TELECOMS MONOPOLIES UNWANTED IN THE NEW ECONOMY
By Tracy Cohen, 03 March 2000
This article first appeared in the Financial Mail
Convergence is driving change in many industries. Driven by technology, convergence eliminates boundaries between traditional media. Simply stated, it means you can watch videos on your PC, use your TV to browse the Web, and hear your favourite radio stations on the Internet.
The last decade has seen substantial telecommunications policy reforms worldwide, characterised by a trend towards privatisation and increased competition.
This is posing new challenges to telecoms and broadcasting regulators globally. SA is no exception. Convergence is threatening to test long-held views regarding the best way of ensuring equitable delivery of information and communication technologies to underserviced markets.
The value of communications technology as a powerful tool for the delivery of essential services, such as health care and education, as well as small business development, is widely recognised. However, in many of these developing countries, telecoms operators tend to be State-owned enterprises, or in the early stages of liberalisation. This often restricts them from embracing the full range of these services due to a number of factors, such as the adoption of monopoly market structures, obligations to investors, and a range of national, social and economic policies.
The convergence of sectors and services also necessitates the convergence of laws, which, in turn, is likely to compel the convergence of regulatory institutions.
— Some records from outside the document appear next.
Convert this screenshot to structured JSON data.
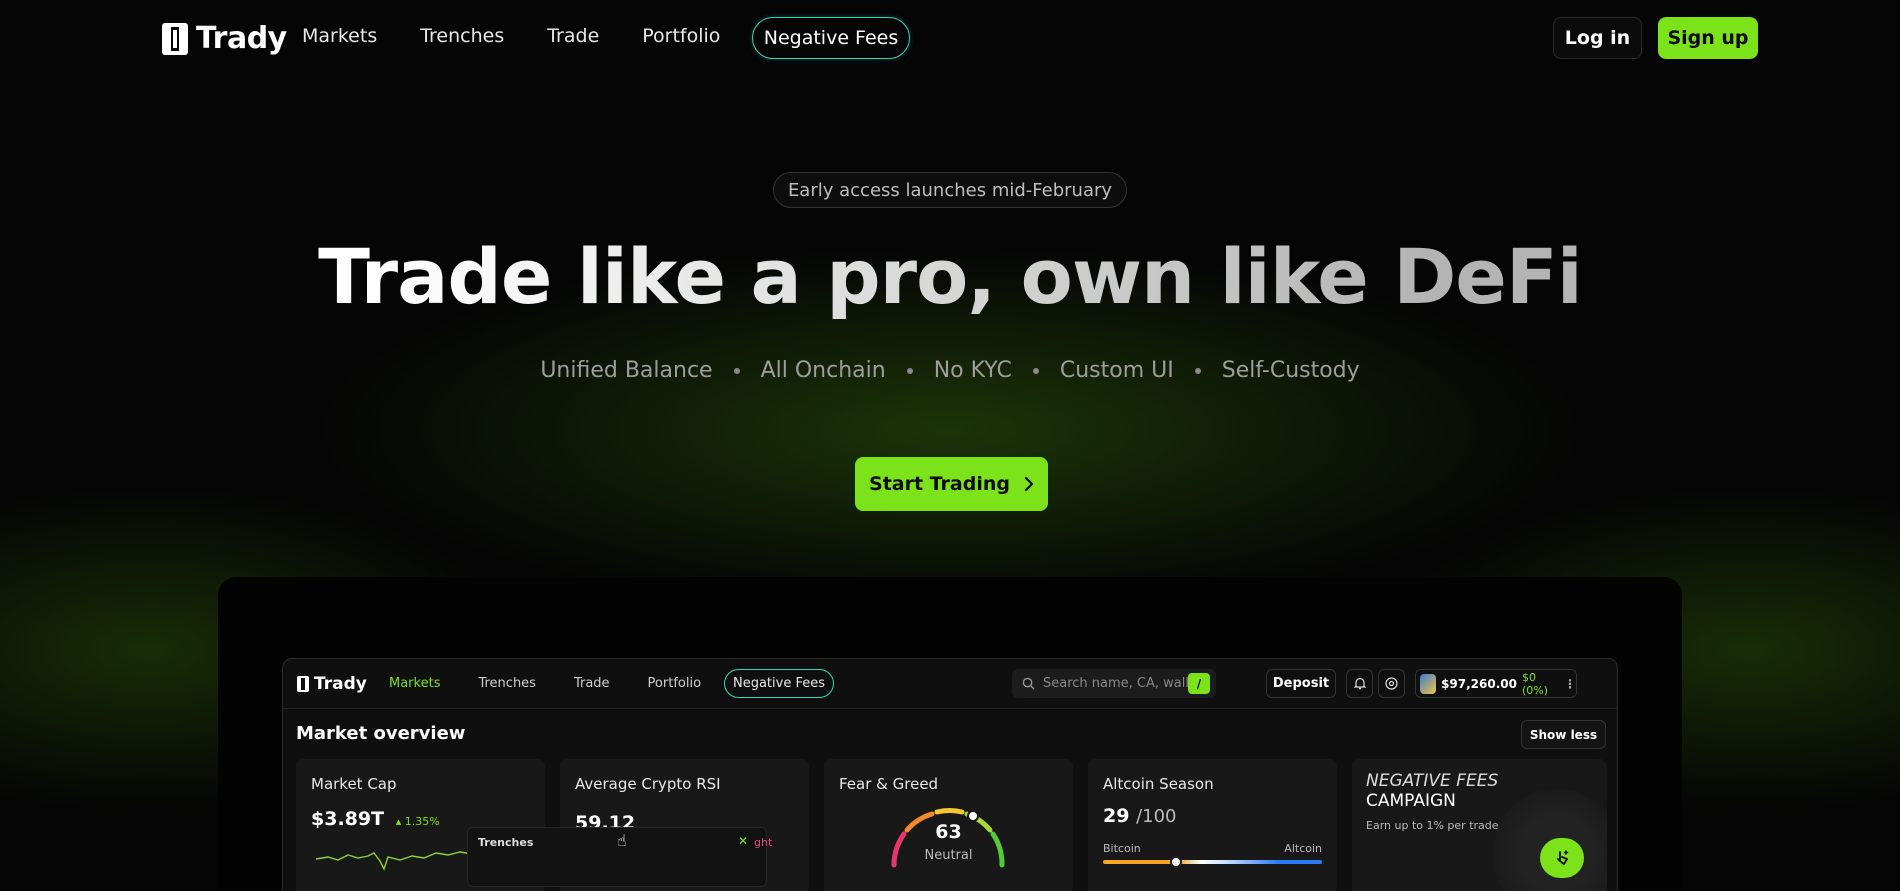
{
  "nav": {
    "logo": "Trady",
    "links": [
      "Markets",
      "Trenches",
      "Trade",
      "Portfolio"
    ],
    "pill": "Negative Fees",
    "login": "Log in",
    "signup": "Sign up"
  },
  "hero": {
    "badge": "Early access launches mid-February",
    "title": "Trade like a pro, own like DeFi",
    "features": [
      "Unified Balance",
      "All Onchain",
      "No KYC",
      "Custom UI",
      "Self-Custody"
    ],
    "cta": "Start Trading"
  },
  "app": {
    "logo": "Trady",
    "links": [
      "Markets",
      "Trenches",
      "Trade",
      "Portfolio"
    ],
    "pill": "Negative Fees",
    "search_placeholder": "Search name, CA, wallet",
    "search_shortcut": "/",
    "deposit": "Deposit",
    "balance": "$97,260.00",
    "balance_change": "$0 (0%)",
    "section_title": "Market overview",
    "show_less": "Show less",
    "cards": {
      "market_cap": {
        "title": "Market Cap",
        "value": "$3.89T",
        "change": "1.35%"
      },
      "rsi": {
        "title": "Average Crypto RSI",
        "value": "59.12"
      },
      "fear_greed": {
        "title": "Fear & Greed",
        "value": "63",
        "label": "Neutral"
      },
      "altcoin": {
        "title": "Altcoin Season",
        "value": "29",
        "denominator": "/100",
        "left_label": "Bitcoin",
        "right_label": "Altcoin"
      },
      "negative_fees": {
        "title": "NEGATIVE FEES",
        "title2": "CAMPAIGN",
        "subtitle": "Earn up to 1% per trade"
      }
    },
    "trenches_popup": {
      "title": "Trenches",
      "close": "✕",
      "tail": "ght"
    }
  },
  "colors": {
    "accent": "#7ce21a",
    "pill_border": "#39d6b0",
    "background": "#050505"
  }
}
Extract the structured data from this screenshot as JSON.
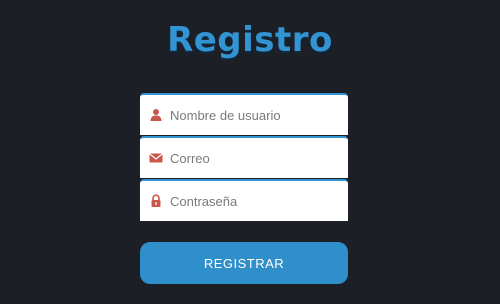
{
  "page": {
    "title": "Registro"
  },
  "form": {
    "fields": [
      {
        "placeholder": "Nombre de usuario",
        "icon": "user-icon"
      },
      {
        "placeholder": "Correo",
        "icon": "envelope-icon"
      },
      {
        "placeholder": "Contraseña",
        "icon": "lock-icon"
      }
    ],
    "submit_label": "REGISTRAR"
  },
  "colors": {
    "background": "#1d1f27",
    "accent": "#3294d3",
    "icon": "#c9574b"
  }
}
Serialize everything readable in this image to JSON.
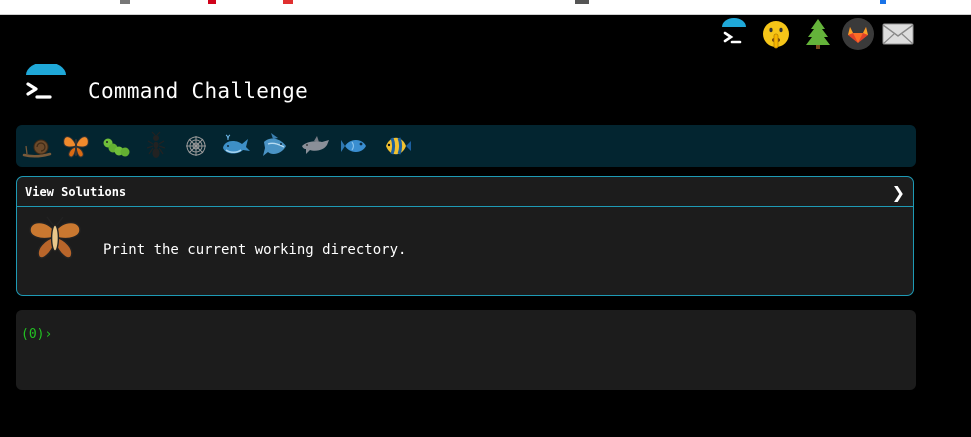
{
  "header": {
    "title": "Command Challenge",
    "logo_icon": "terminal-umbrella-icon"
  },
  "top_icons": [
    {
      "name": "terminal-icon"
    },
    {
      "name": "shushing-face-icon"
    },
    {
      "name": "tree-icon"
    },
    {
      "name": "gitlab-icon"
    },
    {
      "name": "envelope-icon"
    }
  ],
  "creatures": [
    {
      "name": "snail-icon"
    },
    {
      "name": "butterfly-icon"
    },
    {
      "name": "caterpillar-icon"
    },
    {
      "name": "ant-icon"
    },
    {
      "name": "spider-web-icon"
    },
    {
      "name": "whale-icon"
    },
    {
      "name": "shark-icon"
    },
    {
      "name": "dolphin-icon"
    },
    {
      "name": "fish-icon"
    },
    {
      "name": "tropical-fish-icon"
    }
  ],
  "challenge": {
    "view_solutions_label": "View Solutions",
    "chevron": "❯",
    "description": "Print the current working directory.",
    "icon": "moth-icon"
  },
  "terminal": {
    "prompt_prefix": "(0)",
    "prompt_symbol": "›",
    "input_value": ""
  },
  "colors": {
    "background": "#000000",
    "accent": "#1e9ab5",
    "panel": "#1c1c1c",
    "creature_bar": "#032530",
    "prompt": "#22c222"
  }
}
At its simplest, regulation needs to promote technological innovation, access and infrastructure development, fair competition and foreign investment.
The proposed merger between the Independent Broadcasting Authority and the SA Telecommunications Regulatory Authority (Satra) will undoubtedly bring the question of convergence to the fore. Both are mandated to regulate in the public interest. Implicit in this mandate is ensuring that the object, spirit and letter of the Telecoms Act are met.
However, convergence presents a double edged-sword. On one hand, digital age technology offers increased delivery of telecoms facilities, applications and services that promise "leapfrog" capabilities through the various stages of development. On the other hand, convergence also raises questions about the applicability, efficiency and desirability of the current regulatory framework aimed at ensuring this goal, which can hinder the introduction of services, and applications that may appear to challenge Telkom's monopoly.
Two issues filed with Satra last year illustrate this difficulty. A dispute between Telkom and Uthingo, the new lottery consortium, which also has a public interest mandate, over facilities required to operate the national communications network for the lottery, led to an application for Satra's intervention.
Disputes over value-added network services (Vans), meanwhile, led Telkom, Satra and the SA Vans Association (Sava) to court to oppose Telkom's refusal to supply facilities to Sava members on the grounds that certain Van services encroach on Telkom's exclusivity.
These problems, together with the four-year-old dispute between Telkom and the Internet industry over the right to provide Internet access, indicates the inadequacies of the infant regulatory structure put in place in 1996.
These failings are largely because the legislation and the emerging range of services and applications that can be offered by licence holders do not mesh.
Technological development, however, does not erode the value of regulating in the public interest, nor of regulating for the goal of universal service. Indeed the possibilities offered by technology serve only to strengthen the need for clear rules relating to specific objectives.
Excessive or inadequate regulation can inhibit market entry and integrated service provision. This, in turn, may result in the migration of economic activity elsewhere, which may adversely affect investment and the very same goals the regulation is aiming to achieve. If one accepts the unassailable assertion that technological convergence is posing clear and immediate challenges to effective regulation, it must follow that the proper role of the regulator and effect of the law in a liberalising telecoms sector needs to be re-evaluated in this light.
This necessitates a re-examination of national policy that justifies exclusivity for Telkom during the process of liberalisation. It also requires a reconsideration of the theory underpinning monopolies as deliverers of universal service .
There is, of course, no evidence that full liberalisation of the market will result in universal service either. Yet, historical arguments supporting a State monopoly to effect universal service are diluting daily .
Given the rapid growth of services and applications in the deregulated telecoms service sectors, such as Vans, questions need to be raised about the continued desirability of a monopoly provider, at least in so far as facilities are concerned.
Market and service expansion suggests that convergence will snap at the heels of the liberalisation process. Developing countries, like SA, will have to adapt existing regulatory approaches, or potentially lose out on the promised "leapfrog" capabilities and trading potential that new technology can offer. If SA does not critically examine its current position on voice and, at the very least, infrastructure exclusivity in favour of one player, it risks losing various opportunities for growth and investment .
Any such re-examination, however, needs to consider the crucial national goals of attaining universal access, promoting development and stimulating competition. These are imperatives that even a force as powerful as convergence cannot be allowed to diminish.
Tracy Cohen is a senior telecoms lecturer at the Graduate School of Public & Development Management, Wits University.